Equinor pushes on with offshore electrification
Norway's Equinor has decided to electrify two more platforms at the country's largest gas field Troll in order to scale back its emissions, the company announced on April 23,
The project, which will cost 7.9bn Norwegian kroner ($950mn), will entail the partial electrification of the Troll B platform and the full electrification of the Troll C platform. The platforms run on gas-fired generators, but will start receiving electricity from the shore by the end of 2025. The cable linking the two facilities will make landfall in Kollsnes, west of Bergen.
According to Equinor, the work will result in a reduction in annual CO2 emissions of almost 0.5mn metric tons, and NOx emissions by 1,700 mt. Some 520mn kroner for the project will be provided by Norway's national NOx fund, which is financed by taxation on NOx emissions. Revenues are reinvested in projects that reduce them. Around 70% of the total investment will go to companies in Norway, such as Aker Solutions which was picked to undertake topside modifications as part of the project in February.
Troll produced 31.6bn m3 of gas last year, accounting for just under 30% of national supply.

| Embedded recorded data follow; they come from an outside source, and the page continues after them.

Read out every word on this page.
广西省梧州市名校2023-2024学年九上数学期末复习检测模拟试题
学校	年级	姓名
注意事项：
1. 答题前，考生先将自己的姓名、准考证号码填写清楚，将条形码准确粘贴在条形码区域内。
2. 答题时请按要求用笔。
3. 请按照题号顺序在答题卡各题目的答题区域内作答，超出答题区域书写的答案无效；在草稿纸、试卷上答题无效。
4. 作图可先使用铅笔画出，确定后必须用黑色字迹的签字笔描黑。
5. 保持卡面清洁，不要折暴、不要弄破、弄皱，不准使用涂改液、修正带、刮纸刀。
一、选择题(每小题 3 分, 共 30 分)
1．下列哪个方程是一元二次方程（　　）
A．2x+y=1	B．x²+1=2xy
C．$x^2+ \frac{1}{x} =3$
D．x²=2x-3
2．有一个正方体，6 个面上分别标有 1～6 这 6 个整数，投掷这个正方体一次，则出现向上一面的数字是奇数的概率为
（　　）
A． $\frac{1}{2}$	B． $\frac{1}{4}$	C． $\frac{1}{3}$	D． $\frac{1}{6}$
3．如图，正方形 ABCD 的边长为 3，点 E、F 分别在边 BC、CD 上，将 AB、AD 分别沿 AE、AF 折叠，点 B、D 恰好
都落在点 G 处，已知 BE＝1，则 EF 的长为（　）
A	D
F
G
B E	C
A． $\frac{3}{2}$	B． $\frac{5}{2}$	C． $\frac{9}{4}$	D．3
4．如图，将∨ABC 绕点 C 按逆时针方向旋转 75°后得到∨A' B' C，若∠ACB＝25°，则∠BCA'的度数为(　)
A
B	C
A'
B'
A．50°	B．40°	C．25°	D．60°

Its other platform Troll A was brought on stream in 1996 and was the first on the Norwegian shelf to be electrified. Equinor has a 30.6% operating interest in Troll, while Petoro has 56%, Shell 8.1%, Total 3.7% and ConocoPhillips 1.6%.
Equinor has electrified a number of its projects on the Norwegian shelf, substituting gas and diesel-burning generators with renewable energy supplies from onshore. Norway meets almost all of its electricity demand with hydroelectric power. Its largest oilfield Johan Sverdrup is electrified, meaning it boasts an extremely low carbon intensity of only 0.67 kg CO2/barrel. Equinor also plans to electrify facilities at the Sleipner and Gina Krog fields.
Equinor leading low-carbon E&P: research
If all Equinor's projects are realised on time, consultancy GlobalData estimates that the company will have electrified more than 650,000 barrels of oil equivalent/day of oil and gas production, or 35% of its total, by 2025.
“Equinor is a clear leader in field electrification with a number of its major operated developments already being powered/partially powered from shore and a strong pipeline of projects that will boost its electrified production base to be the largest in the region," GlobalData's senior oil and gas analyst Daniel Rogers said in a research note this week.
While Equinor produces greater volumes of oil and gas from electrified facilities, others like Okea, Lundin Energy, Petoro and Aker BP produce a greater share of their hydrocarbons from platforms powered from shore.
"Offshore electrification efforts will likely contribute to faster growth of renewables, advances in offshore renewable technology, expansion of offshore transmission infrastructure and enable partnerships between oil and gas and renewable power players," Rogers concluded. "As a result, steps being made in Norway should foster efforts across the industry to achieve improved efficiency and lower emissions."